'No refugee from the Middle East can enter Poland,' says PM

The Polish government will not take refugees from the Middle East, refusing to meet EU’s mandatory refugee quota.
2 min read
05 January, 2018
Mateusz Morawiecki says Poland will not taken Middle Eastern refugees [AFP]
The Polish government will not meet the EU’s mandatory refugee quota and take in refugees from the Middle East, Polish Prime Minister Mateusz Morawiecki said this week.

"We are consistently of the belief, formulated by Law and Justice ahead of the elections of 2015, that we will not be allowing migrants from the Middle East and Northern Africa to enter Poland," Morawiecki said in an interview with Radio Poland.

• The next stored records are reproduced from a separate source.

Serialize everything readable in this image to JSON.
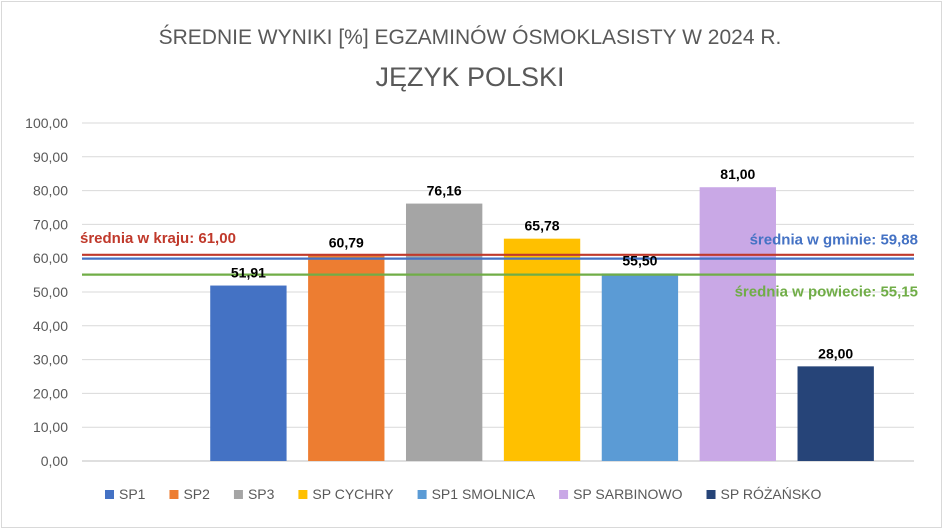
{
  "chart_data": {
    "type": "bar",
    "title": "ŚREDNIE WYNIKI [%] EGZAMINÓW ÓSMOKLASISTY  W 2024 R.",
    "subtitle": "JĘZYK POLSKI",
    "xlabel": "",
    "ylabel": "",
    "ylim": [
      0,
      100
    ],
    "yticks": [
      "0,00",
      "10,00",
      "20,00",
      "30,00",
      "40,00",
      "50,00",
      "60,00",
      "70,00",
      "80,00",
      "90,00",
      "100,00"
    ],
    "grid": true,
    "legend_position": "bottom",
    "categories": [
      "SP1",
      "SP2",
      "SP3",
      "SP CYCHRY",
      "SP1 SMOLNICA",
      "SP SARBINOWO",
      "SP RÓŻAŃSKO"
    ],
    "values": [
      51.91,
      60.79,
      76.16,
      65.78,
      55.5,
      81.0,
      28.0
    ],
    "value_labels": [
      "51,91",
      "60,79",
      "76,16",
      "65,78",
      "55,50",
      "81,00",
      "28,00"
    ],
    "colors": [
      "#4472c4",
      "#ed7d31",
      "#a5a5a5",
      "#ffc000",
      "#5b9bd5",
      "#c9a8e6",
      "#264478"
    ],
    "reference_lines": [
      {
        "label": "średnia w kraju: 61,00",
        "value": 61.0,
        "color": "#c0392b",
        "label_position": "left"
      },
      {
        "label": "średnia w gminie: 59,88",
        "value": 59.88,
        "color": "#4472c4",
        "label_position": "right"
      },
      {
        "label": "średnia w powiecie: 55,15",
        "value": 55.15,
        "color": "#70ad47",
        "label_position": "right"
      }
    ]
  }
}
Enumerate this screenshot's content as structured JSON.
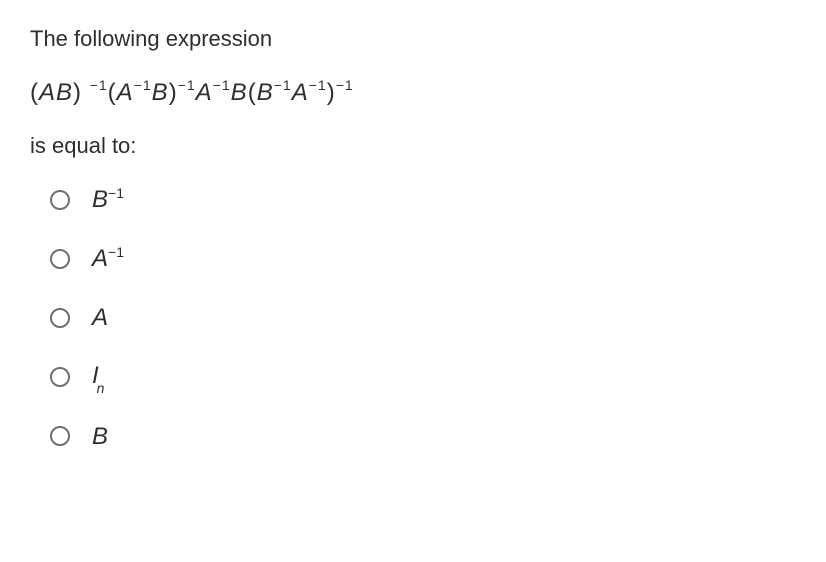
{
  "prompt": {
    "line1": "The following expression",
    "line2": "is equal to:"
  },
  "expression": {
    "parts": [
      {
        "t": "(",
        "cls": "op"
      },
      {
        "t": "AB"
      },
      {
        "t": ")",
        "cls": "op"
      },
      {
        "t": " "
      },
      {
        "t": "−",
        "cls": "sup"
      },
      {
        "t": "1",
        "cls": "sup"
      },
      {
        "t": "(",
        "cls": "op"
      },
      {
        "t": "A"
      },
      {
        "t": "−",
        "cls": "sup"
      },
      {
        "t": "1",
        "cls": "sup"
      },
      {
        "t": "B"
      },
      {
        "t": ")",
        "cls": "op"
      },
      {
        "t": "−",
        "cls": "sup"
      },
      {
        "t": "1",
        "cls": "sup"
      },
      {
        "t": "A"
      },
      {
        "t": "−",
        "cls": "sup"
      },
      {
        "t": "1",
        "cls": "sup"
      },
      {
        "t": "B"
      },
      {
        "t": "(",
        "cls": "op"
      },
      {
        "t": "B"
      },
      {
        "t": "−",
        "cls": "sup"
      },
      {
        "t": "1",
        "cls": "sup"
      },
      {
        "t": "A"
      },
      {
        "t": "−",
        "cls": "sup"
      },
      {
        "t": "1",
        "cls": "sup"
      },
      {
        "t": ")",
        "cls": "op"
      },
      {
        "t": "−",
        "cls": "sup"
      },
      {
        "t": "1",
        "cls": "sup"
      }
    ]
  },
  "options": {
    "a": {
      "base": "B",
      "sup": "−1"
    },
    "b": {
      "base": "A",
      "sup": "−1"
    },
    "c": {
      "base": "A",
      "sup": ""
    },
    "d": {
      "base": "I",
      "sub": "n"
    },
    "e": {
      "base": "B",
      "sup": ""
    }
  }
}
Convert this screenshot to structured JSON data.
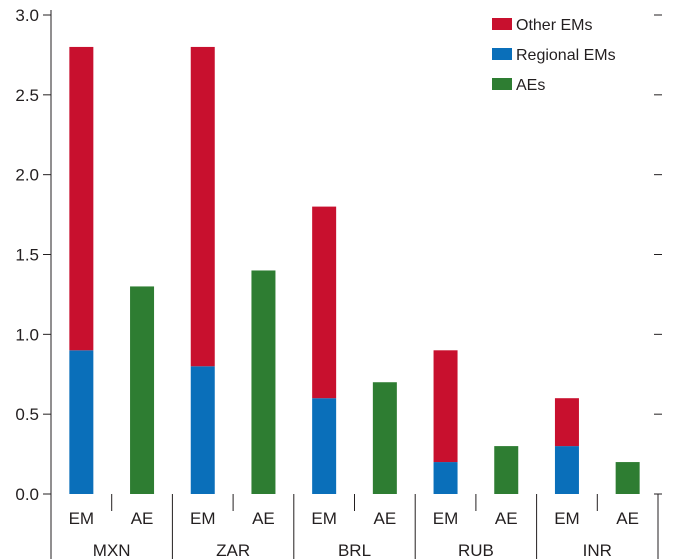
{
  "chart_data": {
    "type": "bar",
    "stacked": true,
    "groups": [
      "MXN",
      "ZAR",
      "BRL",
      "RUB",
      "INR"
    ],
    "subcategories": [
      "EM",
      "AE"
    ],
    "categories": [
      "MXN EM",
      "MXN AE",
      "ZAR EM",
      "ZAR AE",
      "BRL EM",
      "BRL AE",
      "RUB EM",
      "RUB AE",
      "INR EM",
      "INR AE"
    ],
    "series": [
      {
        "name": "Regional EMs",
        "color": "#0a6fba",
        "values": [
          0.9,
          0,
          0.8,
          0,
          0.6,
          0,
          0.2,
          0,
          0.3,
          0
        ]
      },
      {
        "name": "Other EMs",
        "color": "#c8102e",
        "values": [
          1.9,
          0,
          2.0,
          0,
          1.2,
          0,
          0.7,
          0,
          0.3,
          0
        ]
      },
      {
        "name": "AEs",
        "color": "#2e7d32",
        "values": [
          0,
          1.3,
          0,
          1.4,
          0,
          0.7,
          0,
          0.3,
          0,
          0.2
        ]
      }
    ],
    "legend_order": [
      "Other EMs",
      "Regional EMs",
      "AEs"
    ],
    "legend_position": "top-right",
    "y_ticks": [
      "0.0",
      "0.5",
      "1.0",
      "1.5",
      "2.0",
      "2.5",
      "3.0"
    ],
    "ylim": [
      0,
      3.0
    ],
    "grid": false,
    "title": "",
    "xlabel": "",
    "ylabel": ""
  }
}
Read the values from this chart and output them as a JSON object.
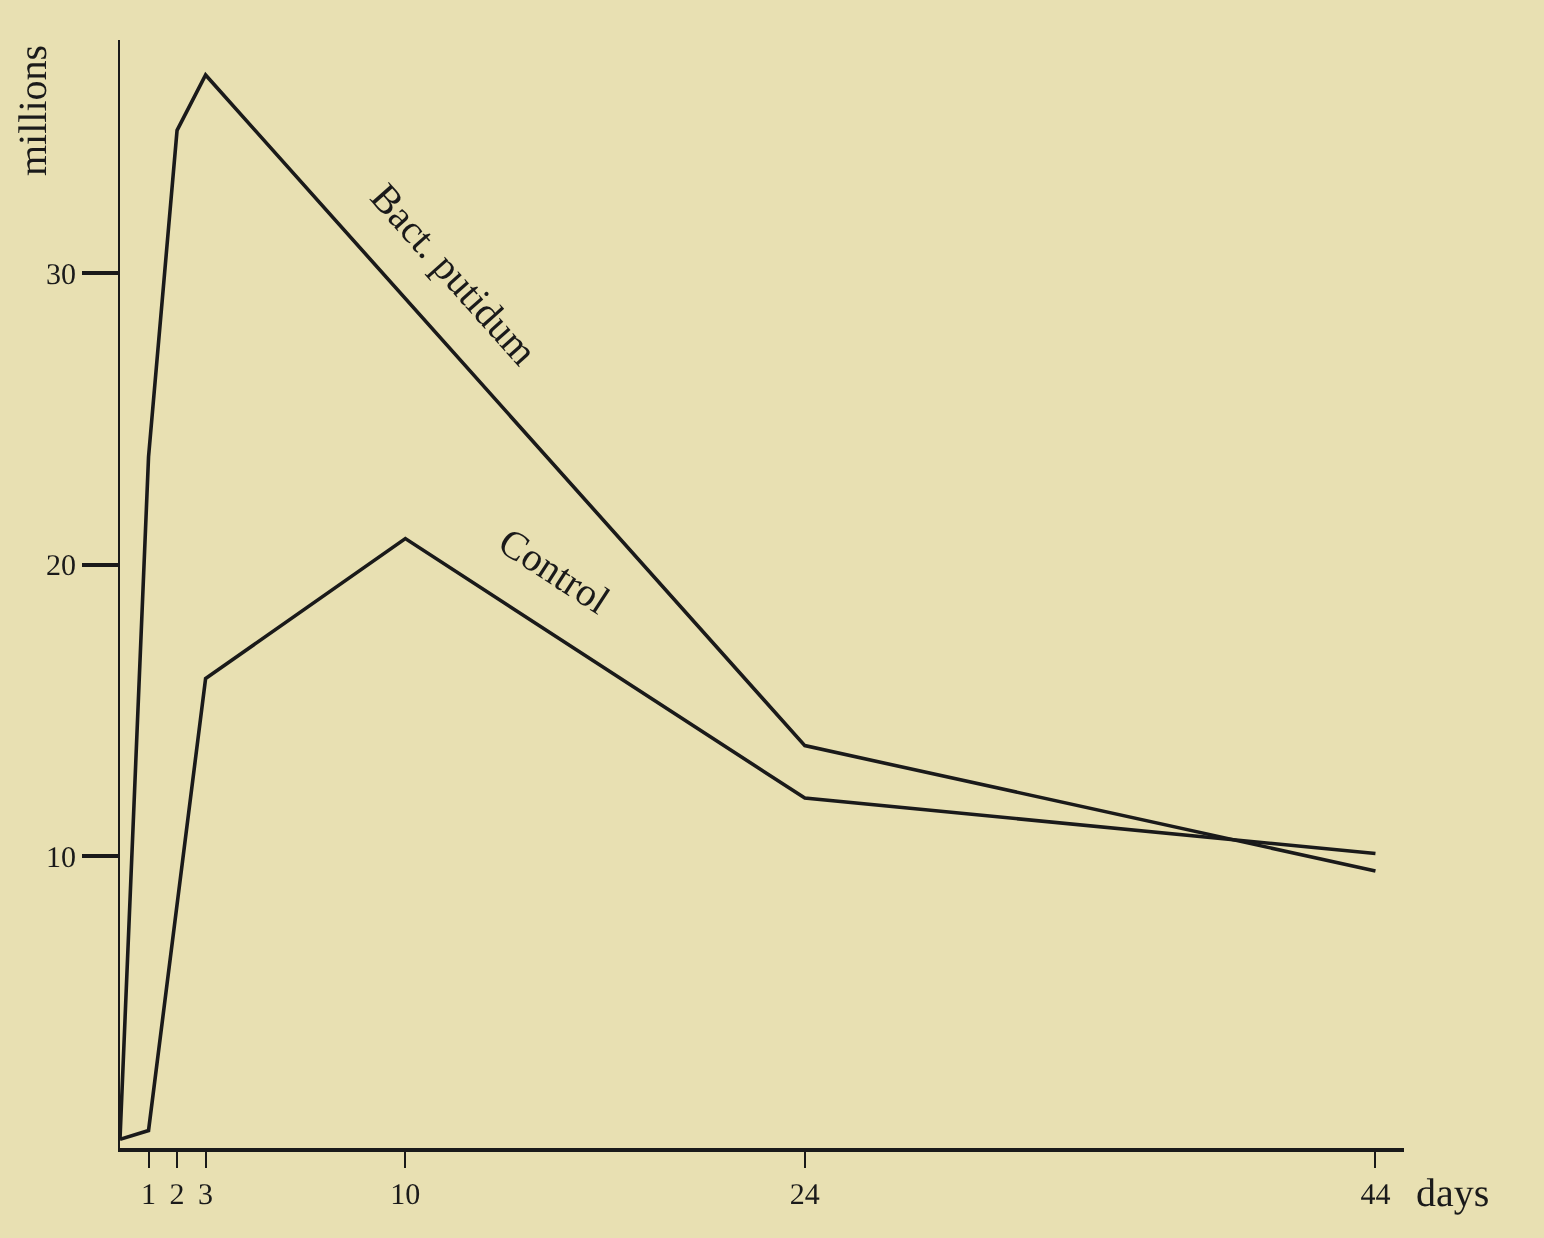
{
  "chart_data": {
    "type": "line",
    "xlabel": "days",
    "ylabel": "millions",
    "series": [
      {
        "name": "Bact. putidum",
        "color": "#1a1a1a",
        "x": [
          0,
          1,
          2,
          3,
          24,
          44
        ],
        "values": [
          0.3,
          23.7,
          34.9,
          36.8,
          13.8,
          9.5
        ]
      },
      {
        "name": "Control",
        "color": "#1a1a1a",
        "x": [
          0,
          1,
          3,
          10,
          24,
          44
        ],
        "values": [
          0.3,
          0.6,
          16.1,
          20.9,
          12.0,
          10.1
        ]
      }
    ],
    "xlim": [
      0,
      45
    ],
    "xticks": [
      1,
      2,
      3,
      10,
      24,
      44
    ],
    "ylim": [
      0,
      38
    ],
    "yticks": [
      10,
      20,
      30
    ],
    "grid": false,
    "legend": false,
    "marker": "none",
    "line_style": "solid"
  }
}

He denied Warsaw is assisting with the refugee crisis and maintained that Poland has taken in refugees from Ukraine, but has just not given them refugee status.

This comes after a high-level senator said last week Syrian refugees may be brought to Poland for medical treatment.

Adam Bielan, the conservative deputy senate speaker said that a "discussion on the subject is taking place within the government".

He added, "I believe that we can consider temporary aid to those most needy, elderly people, small children, especially Christians," stressing he was not speaking for the government.

Bielan also said it should outline how long patients would require treatment, how long they would stay in Poland and what happens when they are ready to return to Syria.

In 2017 alone, over 3,000 migrants have died while making the perilous journey across the Mediterranean, according to the Missing Migrants Project. 

‘Pray for Islamic Holocaust’

Mid-November, a rally took place in which tens of thousands of Poles marched through the capital Warsaw in an independence day event organised by a nationalist movement that calls for a "white Poland".

Nationalist protesters carried banners that read "White Europe", "Clean Blood" and "Pray for Islamic Holocaust" in a rally that outnumbered a government organised independence demonstration.

Police estimate that 60,000 people took part in the independence day event. While the majority were Poles, protesters came from across Europe waving flags and symbols associated with the far-right.